Simple system of linear congruence I'm very novice on congruences so please don't scold me too much :) So I have a system of equations like this: $$\begin{cases}23d\equiv 1 \pmod{40}\\\ 73d\equiv 1 \pmod{102} \end{cases}$$ And so from (1) I get $d=40k+7$. I plug it into (2) and I have $73(40k+7)\equiv 1 \pmod{102} \rightarrow 64k\equiv -6 \pmod{102}$. That means $k = 51 n+27$, so plugging back to the first, we have $d=2040n+1087$ which means that any $d\equiv 1087 \pmod{2040}$ satisfies the system of equations here which is not true since 7 doesn't satisfy it while it does satisfy both of our equations.

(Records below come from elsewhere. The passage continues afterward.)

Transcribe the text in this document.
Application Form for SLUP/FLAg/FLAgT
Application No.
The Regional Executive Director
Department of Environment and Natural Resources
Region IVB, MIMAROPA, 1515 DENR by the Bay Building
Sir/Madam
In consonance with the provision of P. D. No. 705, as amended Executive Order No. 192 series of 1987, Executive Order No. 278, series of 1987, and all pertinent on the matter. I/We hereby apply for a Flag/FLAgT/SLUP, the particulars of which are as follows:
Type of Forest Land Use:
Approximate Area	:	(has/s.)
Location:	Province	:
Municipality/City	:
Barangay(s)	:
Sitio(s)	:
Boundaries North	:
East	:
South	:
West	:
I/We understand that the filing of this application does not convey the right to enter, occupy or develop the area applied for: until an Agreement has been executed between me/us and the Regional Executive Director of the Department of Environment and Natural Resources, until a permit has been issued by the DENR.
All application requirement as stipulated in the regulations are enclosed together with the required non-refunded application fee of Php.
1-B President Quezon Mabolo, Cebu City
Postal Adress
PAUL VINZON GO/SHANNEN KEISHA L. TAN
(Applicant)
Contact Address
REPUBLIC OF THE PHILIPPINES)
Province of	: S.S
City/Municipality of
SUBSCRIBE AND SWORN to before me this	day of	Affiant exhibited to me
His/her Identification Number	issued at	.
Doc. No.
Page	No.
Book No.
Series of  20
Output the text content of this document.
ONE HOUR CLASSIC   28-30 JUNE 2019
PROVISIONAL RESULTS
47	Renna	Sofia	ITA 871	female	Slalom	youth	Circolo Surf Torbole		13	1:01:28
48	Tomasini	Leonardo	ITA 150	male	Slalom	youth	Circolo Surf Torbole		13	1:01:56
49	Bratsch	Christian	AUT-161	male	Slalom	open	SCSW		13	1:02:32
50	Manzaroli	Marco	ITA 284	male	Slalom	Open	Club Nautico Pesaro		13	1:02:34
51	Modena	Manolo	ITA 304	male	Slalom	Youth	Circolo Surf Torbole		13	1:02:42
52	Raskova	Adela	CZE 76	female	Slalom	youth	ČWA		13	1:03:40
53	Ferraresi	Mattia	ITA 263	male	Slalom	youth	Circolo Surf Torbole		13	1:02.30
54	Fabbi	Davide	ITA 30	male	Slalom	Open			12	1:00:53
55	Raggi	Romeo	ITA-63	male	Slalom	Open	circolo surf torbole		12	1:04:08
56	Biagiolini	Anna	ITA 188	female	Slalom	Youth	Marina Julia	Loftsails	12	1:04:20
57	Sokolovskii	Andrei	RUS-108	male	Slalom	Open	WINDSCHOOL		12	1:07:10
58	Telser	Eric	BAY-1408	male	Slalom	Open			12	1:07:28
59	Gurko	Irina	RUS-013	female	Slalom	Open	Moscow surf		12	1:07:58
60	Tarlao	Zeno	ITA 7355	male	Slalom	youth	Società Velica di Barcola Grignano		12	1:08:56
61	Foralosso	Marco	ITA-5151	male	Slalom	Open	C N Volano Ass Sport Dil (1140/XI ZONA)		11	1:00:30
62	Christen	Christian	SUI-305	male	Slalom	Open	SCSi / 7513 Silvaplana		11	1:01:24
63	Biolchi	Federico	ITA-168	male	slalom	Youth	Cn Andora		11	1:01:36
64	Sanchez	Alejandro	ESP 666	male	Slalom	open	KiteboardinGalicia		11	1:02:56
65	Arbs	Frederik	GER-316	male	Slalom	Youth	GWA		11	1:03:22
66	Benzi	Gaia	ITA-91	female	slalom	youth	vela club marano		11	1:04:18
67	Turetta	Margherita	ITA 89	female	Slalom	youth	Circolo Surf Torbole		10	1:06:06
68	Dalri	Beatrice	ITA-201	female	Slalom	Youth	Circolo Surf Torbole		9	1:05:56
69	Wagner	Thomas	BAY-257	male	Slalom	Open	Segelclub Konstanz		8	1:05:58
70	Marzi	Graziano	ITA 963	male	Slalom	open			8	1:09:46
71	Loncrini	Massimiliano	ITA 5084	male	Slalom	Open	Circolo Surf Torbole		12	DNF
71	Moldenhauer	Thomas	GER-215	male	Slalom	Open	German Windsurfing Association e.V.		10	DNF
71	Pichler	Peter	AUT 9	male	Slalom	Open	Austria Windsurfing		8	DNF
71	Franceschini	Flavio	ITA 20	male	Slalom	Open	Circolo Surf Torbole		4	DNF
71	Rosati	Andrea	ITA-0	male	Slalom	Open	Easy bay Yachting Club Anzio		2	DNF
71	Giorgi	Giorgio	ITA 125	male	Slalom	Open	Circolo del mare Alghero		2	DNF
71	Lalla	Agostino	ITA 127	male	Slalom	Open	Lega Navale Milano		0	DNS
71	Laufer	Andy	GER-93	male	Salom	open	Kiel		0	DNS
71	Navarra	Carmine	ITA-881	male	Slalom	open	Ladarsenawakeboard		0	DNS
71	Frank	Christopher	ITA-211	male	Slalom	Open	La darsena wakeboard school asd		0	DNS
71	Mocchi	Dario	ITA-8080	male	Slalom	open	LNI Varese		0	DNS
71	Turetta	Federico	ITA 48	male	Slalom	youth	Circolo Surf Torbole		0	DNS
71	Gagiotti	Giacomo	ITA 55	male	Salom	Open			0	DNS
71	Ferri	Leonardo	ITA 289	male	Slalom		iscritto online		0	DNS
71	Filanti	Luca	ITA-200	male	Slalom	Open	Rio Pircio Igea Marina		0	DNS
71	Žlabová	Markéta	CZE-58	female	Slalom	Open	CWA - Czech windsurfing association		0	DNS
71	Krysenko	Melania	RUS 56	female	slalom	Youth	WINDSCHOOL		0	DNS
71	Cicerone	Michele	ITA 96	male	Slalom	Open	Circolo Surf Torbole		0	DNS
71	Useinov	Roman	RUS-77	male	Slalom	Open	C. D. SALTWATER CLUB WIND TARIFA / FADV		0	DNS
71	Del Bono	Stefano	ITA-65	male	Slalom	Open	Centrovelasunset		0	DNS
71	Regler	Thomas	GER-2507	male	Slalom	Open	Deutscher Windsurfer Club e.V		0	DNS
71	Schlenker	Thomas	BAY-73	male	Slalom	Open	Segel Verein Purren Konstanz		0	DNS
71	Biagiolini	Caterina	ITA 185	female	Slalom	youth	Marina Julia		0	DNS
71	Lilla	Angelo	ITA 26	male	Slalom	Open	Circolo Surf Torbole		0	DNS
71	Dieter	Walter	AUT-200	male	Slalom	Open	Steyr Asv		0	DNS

How can I do it, then? Can I just see that $d=40k+7$ from the first and $d=102k+7$ from the second and just calculate $\begin{cases}d=40k+7 \\\ d=102k+7 \end{cases}$ which is 7? Can I then be sure it's the only solution?

There is an error in your arithmetic:

$$73*7 = 511 = 5*102 + 1$$

Thus when you substitute in $d = 40k + 7$ you should get $64k \equiv 0 \pmod{102}$ instead of $\equiv -6$.